Why did he endure the cross? Why did he scorn it? Joy. What’s all this world about? Joy is going to win. No hurt or pain, no guilt, no sin can take that away when it’s offered as a gift of grace purchased on the cross from God.
I hope you know that. That’s where the cycle of grace begins. “I am accepted.” We sometimes talk about accepting Jesus, but what’s really important is to know Jesus has accepted us, and to thank Him for that, and own that.
Jesus said on the night before He died, “I have told you these things so
that my joy…” Jesus was a joyful person. “…may be in you….”
Here’s Jesus, living this remarkable life, but then all these followers of His were getting burnt out and depleted and somebody has taken away their joy because they’re living in another pattern.

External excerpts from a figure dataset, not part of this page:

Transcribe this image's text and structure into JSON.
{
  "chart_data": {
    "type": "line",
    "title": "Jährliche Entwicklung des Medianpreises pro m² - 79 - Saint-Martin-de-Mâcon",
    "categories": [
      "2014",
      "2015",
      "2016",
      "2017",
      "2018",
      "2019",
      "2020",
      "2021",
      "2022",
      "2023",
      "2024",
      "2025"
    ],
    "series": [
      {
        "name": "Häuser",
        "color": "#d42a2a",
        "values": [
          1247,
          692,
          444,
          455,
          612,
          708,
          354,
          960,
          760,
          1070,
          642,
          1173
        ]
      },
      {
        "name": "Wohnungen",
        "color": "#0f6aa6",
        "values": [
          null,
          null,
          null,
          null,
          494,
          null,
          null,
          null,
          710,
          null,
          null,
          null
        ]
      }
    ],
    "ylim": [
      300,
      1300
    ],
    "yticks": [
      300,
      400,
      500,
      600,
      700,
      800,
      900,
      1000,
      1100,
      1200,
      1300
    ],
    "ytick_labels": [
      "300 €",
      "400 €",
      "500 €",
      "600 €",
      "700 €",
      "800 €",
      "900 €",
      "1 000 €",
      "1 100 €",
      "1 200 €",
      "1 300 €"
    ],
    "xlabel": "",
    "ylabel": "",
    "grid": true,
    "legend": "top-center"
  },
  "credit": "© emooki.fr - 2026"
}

This morning we are gathered here for this time of worship, maybe this describes where you find yourself. Maybe you are burnt out. Maybe you feel depleted. Maybe someone has taken away your joy.
If so, you are not alone and you are certainly not the first person to find yourself in this position. My prayer for you and for me, is that we would embody these words from Hebrews 12:2, “keeping our eyes on Jesus.” For when our eyes are on Him, the things of this world grow strangely dim in the light of His grace.
We are reminded that we are a resurrection people – people of joy.